Our pristine and inspiring natural surroundings play a major role in the attraction of quality faculty and students to our college, and we are 100 percent committed to working with our neighbors to preserve the rural character of our area and the lands surrounding the college, as can be attested to by my many meetings with the Save Rural Angwin group during the past three years, as well as PUC’s consistently positive stewardship of our property over the past 100 years.
Over the past few years, Pacific Union College has seen tremendous academic growth and progress, as evidenced by the fact that US News & World Report has ranked us in the top tier of our category in the “Best Colleges” issue for 17 consecutive years. I feel privileged to be part of such a distinctive learning community — Napa Valley’s only four-year college — that is preparing our students to, indeed, change the world.
But along with our upward trajectory, Pacific Union College must make important decisions to address the needs of future generations of students.
To do this, the college has considered many options, including the potential sale of some excess property to support growing our endowment, thus providing for student scholarships and long-overdue maintenance to some of our academic facilities.
As with most major decisions in Napa County, we were expecting a robust community discussion and debate surrounding the pros and cons of the various options under discussion. What we did not expect, however, was an aggressive paid signature drive that eventually qualified a divisive countywide initiative, Measure U, for the November 2012 ballot.
Measure U is an unfortunate attempt by a few community members to ask the voters of Napa County to circumvent the normal public process in Angwin. This measure is not about the future of Napa County; rather, it is a specifically targeted attempt to take away Pacific Union College’s rights as a private property owner.
After all, while there is no large-scale development planned for Angwin, any proposed development would be subject to extensive public vetting by the community and would require Pacific Union College to seek and obtain discretionary permits from the county and other government agencies.
For more than 100 years, the students, staff and alumni of PUC have had a deep connection to the land and to the community, and we know our future is strongly tied to Napa County’s.

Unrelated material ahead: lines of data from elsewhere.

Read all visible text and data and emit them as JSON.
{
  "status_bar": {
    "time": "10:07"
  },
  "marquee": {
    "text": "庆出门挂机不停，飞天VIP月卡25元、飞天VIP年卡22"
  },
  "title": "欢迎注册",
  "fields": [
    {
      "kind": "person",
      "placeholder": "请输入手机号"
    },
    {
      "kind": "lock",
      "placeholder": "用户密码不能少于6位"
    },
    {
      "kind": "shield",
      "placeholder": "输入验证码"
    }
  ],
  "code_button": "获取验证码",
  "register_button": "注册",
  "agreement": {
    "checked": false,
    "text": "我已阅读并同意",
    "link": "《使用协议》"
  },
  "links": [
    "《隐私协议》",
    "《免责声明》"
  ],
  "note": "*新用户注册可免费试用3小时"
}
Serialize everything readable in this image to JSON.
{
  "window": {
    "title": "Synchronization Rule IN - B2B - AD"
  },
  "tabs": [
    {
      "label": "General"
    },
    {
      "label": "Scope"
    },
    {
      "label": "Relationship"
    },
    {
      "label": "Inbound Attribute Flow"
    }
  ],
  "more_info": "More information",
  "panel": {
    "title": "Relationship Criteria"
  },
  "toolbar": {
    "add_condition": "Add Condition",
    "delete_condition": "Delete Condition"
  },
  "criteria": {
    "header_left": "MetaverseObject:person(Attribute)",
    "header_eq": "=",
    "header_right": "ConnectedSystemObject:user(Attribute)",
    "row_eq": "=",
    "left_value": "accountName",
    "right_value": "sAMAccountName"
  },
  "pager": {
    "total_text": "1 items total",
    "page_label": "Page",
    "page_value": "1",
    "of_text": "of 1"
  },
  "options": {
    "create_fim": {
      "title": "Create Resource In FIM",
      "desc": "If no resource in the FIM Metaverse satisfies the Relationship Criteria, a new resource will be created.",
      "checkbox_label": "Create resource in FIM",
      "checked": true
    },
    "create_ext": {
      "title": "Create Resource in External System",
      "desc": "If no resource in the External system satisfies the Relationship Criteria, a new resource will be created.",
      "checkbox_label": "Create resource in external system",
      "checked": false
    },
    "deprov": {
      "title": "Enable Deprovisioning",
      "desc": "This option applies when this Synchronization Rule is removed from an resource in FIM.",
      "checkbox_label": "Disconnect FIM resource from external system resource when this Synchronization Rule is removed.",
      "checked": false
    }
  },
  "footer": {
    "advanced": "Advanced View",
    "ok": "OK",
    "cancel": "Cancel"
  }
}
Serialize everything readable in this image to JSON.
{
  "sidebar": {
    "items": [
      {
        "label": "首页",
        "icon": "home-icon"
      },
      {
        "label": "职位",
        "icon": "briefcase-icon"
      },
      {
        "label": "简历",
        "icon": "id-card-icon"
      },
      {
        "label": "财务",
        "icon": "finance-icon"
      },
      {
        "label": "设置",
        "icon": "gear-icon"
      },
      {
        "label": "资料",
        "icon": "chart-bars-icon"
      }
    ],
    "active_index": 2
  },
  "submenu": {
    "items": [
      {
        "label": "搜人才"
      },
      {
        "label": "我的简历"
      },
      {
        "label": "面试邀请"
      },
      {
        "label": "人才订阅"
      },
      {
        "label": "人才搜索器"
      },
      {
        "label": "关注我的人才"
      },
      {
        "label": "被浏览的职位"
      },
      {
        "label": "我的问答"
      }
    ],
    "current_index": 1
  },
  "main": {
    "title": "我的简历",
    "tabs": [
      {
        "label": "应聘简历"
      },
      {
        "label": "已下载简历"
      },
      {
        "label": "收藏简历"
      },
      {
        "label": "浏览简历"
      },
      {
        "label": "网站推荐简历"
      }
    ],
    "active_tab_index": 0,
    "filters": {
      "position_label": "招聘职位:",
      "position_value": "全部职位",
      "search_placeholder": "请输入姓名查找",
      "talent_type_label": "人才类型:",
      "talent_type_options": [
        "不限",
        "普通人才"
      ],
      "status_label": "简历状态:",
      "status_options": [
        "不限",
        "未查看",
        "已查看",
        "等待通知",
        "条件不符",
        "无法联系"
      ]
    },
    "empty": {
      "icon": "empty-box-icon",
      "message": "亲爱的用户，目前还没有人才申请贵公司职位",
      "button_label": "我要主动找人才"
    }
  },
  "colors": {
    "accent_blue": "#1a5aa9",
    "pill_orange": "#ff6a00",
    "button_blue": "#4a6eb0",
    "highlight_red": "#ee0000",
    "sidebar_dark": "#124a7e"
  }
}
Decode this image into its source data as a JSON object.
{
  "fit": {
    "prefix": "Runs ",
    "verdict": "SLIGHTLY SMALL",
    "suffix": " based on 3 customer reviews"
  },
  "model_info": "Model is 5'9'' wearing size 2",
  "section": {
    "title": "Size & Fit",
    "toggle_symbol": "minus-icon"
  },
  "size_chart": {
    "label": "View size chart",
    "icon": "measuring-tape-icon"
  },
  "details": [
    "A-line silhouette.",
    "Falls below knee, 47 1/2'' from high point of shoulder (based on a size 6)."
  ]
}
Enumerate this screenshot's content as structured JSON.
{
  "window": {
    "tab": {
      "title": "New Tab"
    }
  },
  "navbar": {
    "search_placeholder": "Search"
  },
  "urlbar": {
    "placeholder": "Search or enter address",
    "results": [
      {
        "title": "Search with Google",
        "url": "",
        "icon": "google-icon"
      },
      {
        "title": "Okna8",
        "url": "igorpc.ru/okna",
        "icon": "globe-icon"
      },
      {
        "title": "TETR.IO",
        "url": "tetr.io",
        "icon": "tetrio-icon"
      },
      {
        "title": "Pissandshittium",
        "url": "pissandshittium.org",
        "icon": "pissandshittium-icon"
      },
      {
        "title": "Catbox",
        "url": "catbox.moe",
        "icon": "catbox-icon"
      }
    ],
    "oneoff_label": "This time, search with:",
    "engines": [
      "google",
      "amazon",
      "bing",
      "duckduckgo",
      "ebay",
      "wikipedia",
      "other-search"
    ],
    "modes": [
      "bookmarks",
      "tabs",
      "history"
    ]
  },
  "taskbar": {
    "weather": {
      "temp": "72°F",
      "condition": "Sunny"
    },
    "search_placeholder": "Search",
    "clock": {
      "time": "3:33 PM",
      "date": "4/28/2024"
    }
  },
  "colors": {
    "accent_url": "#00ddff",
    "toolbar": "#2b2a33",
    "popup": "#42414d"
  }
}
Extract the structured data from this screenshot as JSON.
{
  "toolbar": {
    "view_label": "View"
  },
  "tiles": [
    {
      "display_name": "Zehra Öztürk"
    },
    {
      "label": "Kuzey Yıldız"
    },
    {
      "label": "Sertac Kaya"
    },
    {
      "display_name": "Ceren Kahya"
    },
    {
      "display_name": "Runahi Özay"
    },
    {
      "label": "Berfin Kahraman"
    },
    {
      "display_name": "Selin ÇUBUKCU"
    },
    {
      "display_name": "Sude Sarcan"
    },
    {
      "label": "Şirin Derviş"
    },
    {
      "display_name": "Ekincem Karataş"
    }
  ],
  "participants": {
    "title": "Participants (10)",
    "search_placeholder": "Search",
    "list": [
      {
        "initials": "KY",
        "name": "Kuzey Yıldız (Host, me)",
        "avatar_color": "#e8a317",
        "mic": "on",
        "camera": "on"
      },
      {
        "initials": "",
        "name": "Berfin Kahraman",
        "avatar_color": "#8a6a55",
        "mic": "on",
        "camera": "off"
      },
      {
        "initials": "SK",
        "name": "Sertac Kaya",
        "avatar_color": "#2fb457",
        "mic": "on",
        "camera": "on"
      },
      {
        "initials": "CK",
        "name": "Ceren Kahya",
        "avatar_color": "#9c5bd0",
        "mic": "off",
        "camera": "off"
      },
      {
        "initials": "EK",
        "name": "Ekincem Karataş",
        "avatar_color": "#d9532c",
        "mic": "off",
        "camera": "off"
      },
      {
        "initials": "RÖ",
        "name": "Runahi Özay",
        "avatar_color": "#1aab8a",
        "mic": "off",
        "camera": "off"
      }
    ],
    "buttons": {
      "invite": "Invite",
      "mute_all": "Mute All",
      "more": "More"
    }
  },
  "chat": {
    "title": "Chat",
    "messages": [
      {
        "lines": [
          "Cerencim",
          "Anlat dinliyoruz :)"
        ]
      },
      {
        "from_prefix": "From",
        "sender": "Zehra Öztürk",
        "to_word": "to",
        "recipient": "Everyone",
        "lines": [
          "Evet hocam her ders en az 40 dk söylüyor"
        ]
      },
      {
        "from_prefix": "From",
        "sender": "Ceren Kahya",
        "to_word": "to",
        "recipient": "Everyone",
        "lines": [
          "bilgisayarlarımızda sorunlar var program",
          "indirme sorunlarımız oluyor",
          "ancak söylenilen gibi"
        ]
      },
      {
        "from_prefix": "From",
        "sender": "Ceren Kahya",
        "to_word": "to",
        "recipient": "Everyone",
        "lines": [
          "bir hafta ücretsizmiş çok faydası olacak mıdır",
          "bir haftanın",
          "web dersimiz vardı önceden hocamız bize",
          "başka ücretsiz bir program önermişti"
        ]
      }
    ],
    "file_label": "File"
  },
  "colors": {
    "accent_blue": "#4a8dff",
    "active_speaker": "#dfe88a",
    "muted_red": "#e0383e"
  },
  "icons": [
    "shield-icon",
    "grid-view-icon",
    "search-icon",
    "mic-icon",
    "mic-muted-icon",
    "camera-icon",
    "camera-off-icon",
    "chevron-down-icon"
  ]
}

So it concerns us that because Measure U is poorly crafted, it could have unintended consequences for Napa County beyond Angwin — including exorbitant costs and possible conflicts with existing voter-approved measures.
Especially in these difficult economic times, Napa County cannot afford to waste valuable taxpayer dollars on legal fees and administrative costs. But passage of Measure U would force Napa County to do just that.
Most importantly, an independent legal analysis commissioned by the county determined that Measure U is legally flawed and could cost the county as much as $1.3 million, plus fees, if passed.
In these difficult economic times for local government, these taxpayer dollars would be better spent on fixing roads, ensuring public safety and other vital public services — not wasted on legal fees to fight an unfair and unnecessary initiative.
Measure U is unnecessary. It does not serve our local community and it will only cost Napa County taxpayers. Measure U is opposed by the Napa Chamber of Commerce, Supervisor Bill Dodd, and leaders from across the county.
As fellow residents of Napa County committed to the long-term health of our area, we ask you to vote “no” on Measure U and join us in working together in a positive, not divisive, manner to ensure that the rural character of Angwin and Napa County are preserved for generations to come.
Heather J. Knight is the president of Pacific Union College.